I have tried different trigonometric identities but am unable to rearrange my solution for $a_{r}$ to match the answer given in the text. Could someone please point out the error in my calculations or confirm for me that the answer provided by the textbook is incorrect?

 

[Charles Link]

I found only one "typo" that didn't propagate: It should say $a=...r \sin{v} \, sin{\phi} \, e_3$ in the middle of the page, with $\sin{\phi}$. I didn't check everything, but I think your result might be correct.

 

[Teclis]

I found only one "typo" that didn't propagate: It should say $a=...r \sin{v} \, sin{\phi} \, e_3$ in the middle of the page, with $\sin{\phi}$. I didn't check everything, but I think your result might be correct.

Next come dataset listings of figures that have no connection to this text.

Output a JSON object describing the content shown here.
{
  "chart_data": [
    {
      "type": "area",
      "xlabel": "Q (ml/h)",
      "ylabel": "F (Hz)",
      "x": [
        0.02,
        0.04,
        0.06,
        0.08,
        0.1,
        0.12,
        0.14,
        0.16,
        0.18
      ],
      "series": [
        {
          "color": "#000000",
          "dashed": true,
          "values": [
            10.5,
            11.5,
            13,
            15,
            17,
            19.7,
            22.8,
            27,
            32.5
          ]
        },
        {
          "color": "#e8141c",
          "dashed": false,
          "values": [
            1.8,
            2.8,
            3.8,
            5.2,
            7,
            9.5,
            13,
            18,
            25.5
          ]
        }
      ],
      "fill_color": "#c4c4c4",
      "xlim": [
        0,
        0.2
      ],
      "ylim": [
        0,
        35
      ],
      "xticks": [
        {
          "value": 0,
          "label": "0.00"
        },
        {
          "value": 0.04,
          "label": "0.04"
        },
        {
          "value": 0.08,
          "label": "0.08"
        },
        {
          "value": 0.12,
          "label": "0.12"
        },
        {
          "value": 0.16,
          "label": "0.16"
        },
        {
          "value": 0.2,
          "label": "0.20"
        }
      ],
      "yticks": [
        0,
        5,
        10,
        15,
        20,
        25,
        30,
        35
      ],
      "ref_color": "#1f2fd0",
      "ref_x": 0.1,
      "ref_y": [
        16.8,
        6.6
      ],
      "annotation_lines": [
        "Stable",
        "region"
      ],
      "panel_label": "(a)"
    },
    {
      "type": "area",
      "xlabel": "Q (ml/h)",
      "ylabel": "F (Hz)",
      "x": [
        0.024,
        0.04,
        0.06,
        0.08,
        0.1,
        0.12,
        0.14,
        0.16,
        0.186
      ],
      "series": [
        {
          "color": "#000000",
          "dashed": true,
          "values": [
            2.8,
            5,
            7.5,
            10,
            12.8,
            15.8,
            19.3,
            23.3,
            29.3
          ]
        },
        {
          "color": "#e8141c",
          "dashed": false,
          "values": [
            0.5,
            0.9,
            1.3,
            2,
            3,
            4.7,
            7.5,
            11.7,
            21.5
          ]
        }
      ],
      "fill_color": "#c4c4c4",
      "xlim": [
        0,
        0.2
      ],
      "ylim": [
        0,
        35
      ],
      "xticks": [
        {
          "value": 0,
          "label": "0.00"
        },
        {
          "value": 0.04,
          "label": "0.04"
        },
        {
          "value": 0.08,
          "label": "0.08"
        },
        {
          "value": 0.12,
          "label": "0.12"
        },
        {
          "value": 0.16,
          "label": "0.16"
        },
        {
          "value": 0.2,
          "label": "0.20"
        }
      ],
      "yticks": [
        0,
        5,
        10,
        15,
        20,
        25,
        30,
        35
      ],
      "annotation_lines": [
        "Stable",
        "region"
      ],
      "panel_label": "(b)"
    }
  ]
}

Thanks, you are correct it is a typo. I do in fact have $\sin{\phi}$ in my paper calculations and not $\cos{\phi}$

 

[haruspex]

$$
a_{r} = r\cos\upsilon \sin\upsilon \cos \phi + 2r \sin^2{ \upsilon} \cos \phi \sin \phi + r \sin \upsilon \sin \phi \cos \upsilon
$$
All my answers match those given in the back of the textbook except for $a_{r}$ which is given as
$$
a_{r} = \cos \phi + r \sin \upsilon \cos \upsilon \sin \phi
$$

Your answer can be written (over two lines) as
$$
a_{r} = r\cos\upsilon \sin\upsilon \cos \phi + 2r \sin^2{ \upsilon}\sin \phi $$ $$\cos \phi+ r \sin \upsilon \cos \upsilon \sin \phi
$$
Notice something?

 

[Teclis]

Your answer can be written (over two lines) as
$$
a_{r} = r\cos\upsilon \sin\upsilon \cos \phi + 2r \sin^2{ \upsilon}\sin \phi $$ $$\cos \phi+ r \sin \upsilon \cos \upsilon \sin \phi
$$
Notice something?

Yes, so you think the answer in the Textbook has just been unintentionally truncated?

 

[haruspex]

Yes, so you think the answer in the Textbook has just been unintentionally truncated?

Looks like it. What's left is not even dimensionally correct.